Uno dei suoi legali, Abdel Haq Alani, si e’ detto
contrario alla data stabilita per l’inizio del
processo in quanto il tempo per presentare una difesa
adeguata sarebbe a suo avviso insufficiente.
Di
parere diverso l’attuale presidente iracheno, Jalal
Talabani, per il quale Saddam Hussein “merita
di essere condannato a morte 20 volte al giorno in
quanto ha tentato di uccidermi per 20 volte”.
Il
tema della liceita’ della condanna alla pena capitale
e’ oggi molto attuale e sentito in tutto il mondo.
Essa e’ tuttora in vigore in numerosi Paesi che vanno
dalla Cina, che detiene il primato mondiale delle
esecuzioni, a molti stati islamici fino agli Stati
Uniti d’America.
Nonostante Talabani si sia sempre
detto contrario alla pena di morte, ha
affermato che questa volta non blocchera’ una
probabile pronunziazione del Tribunale Speciale in tal
senso. “Se mi rifiuto di firmare, non significa che
blocchero’ la decisione della corte”, ha infatti
precisato Talabani, lasciando trasparire la
convinzione che il principio dell’intangibilita’

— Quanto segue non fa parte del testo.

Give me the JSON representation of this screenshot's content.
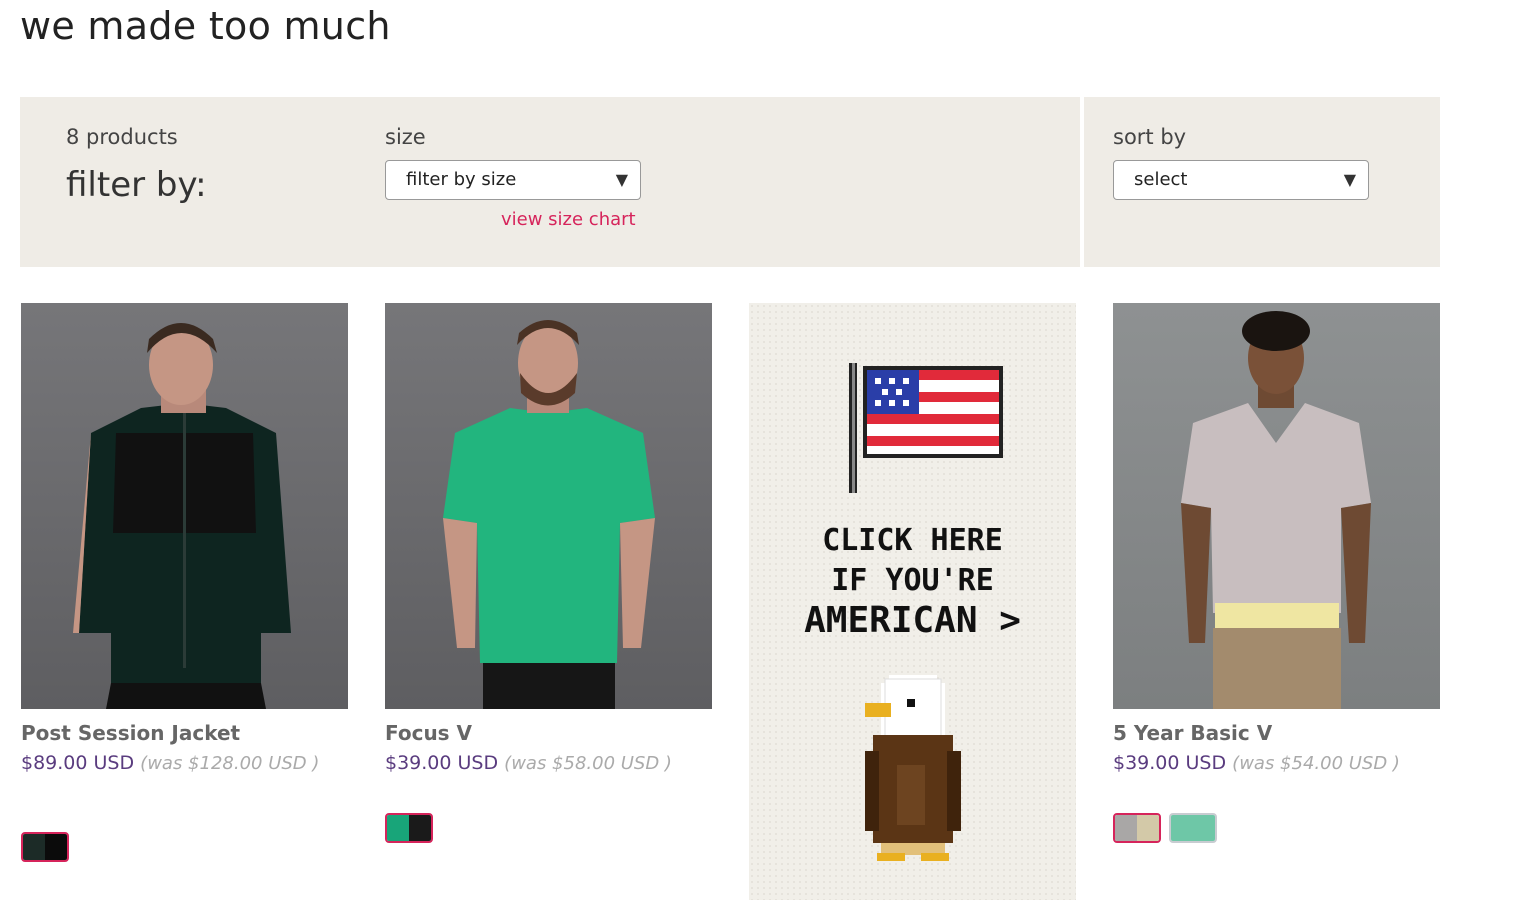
{
  "page": {
    "title": "we made too much"
  },
  "filters": {
    "product_count": "8 products",
    "filter_by_label": "filter by:",
    "size_label": "size",
    "size_select": "filter by size",
    "size_chart_link": "view size chart",
    "sort_label": "sort by",
    "sort_select": "select"
  },
  "products": [
    {
      "name": "Post Session Jacket",
      "price": "$89.00 USD",
      "was": "(was $128.00 USD )",
      "swatches": [
        {
          "colors": [
            "#1c2b27",
            "#0b0b0b"
          ],
          "selected": true
        }
      ]
    },
    {
      "name": "Focus V",
      "price": "$39.00 USD",
      "was": "(was $58.00 USD )",
      "swatches": [
        {
          "colors": [
            "#18a579",
            "#1a1a1a"
          ],
          "selected": true
        }
      ]
    },
    {
      "name": "5 Year Basic V",
      "price": "$39.00 USD",
      "was": "(was $54.00 USD )",
      "swatches": [
        {
          "colors": [
            "#a9a7a6",
            "#d3c9a8"
          ],
          "selected": true
        },
        {
          "colors": [
            "#6ec7a7"
          ],
          "selected": false
        }
      ]
    }
  ],
  "promo": {
    "line1": "CLICK HERE",
    "line2": "IF YOU'RE",
    "line3": "AMERICAN >"
  },
  "colors": {
    "accent_link": "#d6245b",
    "price": "#5a3c7f",
    "filter_bg": "#efece6"
  }
}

fisica dei prigionieri possa essere accantonato, in
via speciale, di fronte alla figura ingombrante
dell’ex rais.
In
verita’ in Iraq sono gia’ state eseguite delle
condanne a morte, le prime dalla caduta del regime
baathista. Il 1 settembre sono state infatti impiccate
tre persone a Baghdad, vale a dire Byan Ahmad al Jaf,
Oudai Dawud al Dulaimi e Taher Jassem Abbas, tutti
appartenenti al gruppo islamico Ansar al Sunna,
legato ad Al Qaeda. I tre, ritenuti colpevoli di aver
ucciso nel mese di maggio alcuni agenti di polizia,
sono stati giustiziati per fungere da deterrente nei
confronti delle molte bande di criminali che operano
in Iraq.
Il
7 settembre le Agenzie di tutto il mondo avevano
lanciato una notizia per molti aspetti sensazionale: “Saddam
Hussein ha confessato i suoi crimini”. Lo stesso
presidente Talabani aveva affermato che “uno dei
giudici e’ stato capace di strappargli la confessione”,
lasciando presagire un cambiamento di rotta nella
condotta difensiva dell’imputato.
Pronta e’ arrivata pero’ la smentita del capo del
collegio di avvocati di Saddam Hussein, Khalil
Dulaimi, il quale ha replicato che “non c’e’
stata alcuna confessione da parte del presidente e
tutte le indagini su questo caso non lo implicano
affatto”.
Il
botta e risposta e’ terminato li’, ma siamo certi che
si e’ trattato solamente delle prime schermaglie prima
del processo ufficiale. L’ex dittatore, catturato
dalle forze armate statunitensi grazie al tradimento
delle sue guardie del corpo, allettate dai 20 milioni
di dollari di taglia che pendevano sul suo capo,
appare sempre piu’ solo.
La sua posizione, francamente
indifendibile, e’ pero’ mitigata dal rischio di una
condanna a morte che in molti vedono come una barbarie
che si aggiunge alla barbarie da lui causata.
Per chi non crede nella bonta’à del postulato
occhio per occhio, dente per dente, ma giudica
comunque Saddam Hussein un criminale nei confronti
dell’umanità, il dilemma di coscienza sull’opportunita’
di condannarlo a morte si farà fortissimo.
Nessuno tocchi Caino,
recita la Bibbia: questo principio vale per Saddam
Hussein? Ognuno trovi la risposta dentro se stesso.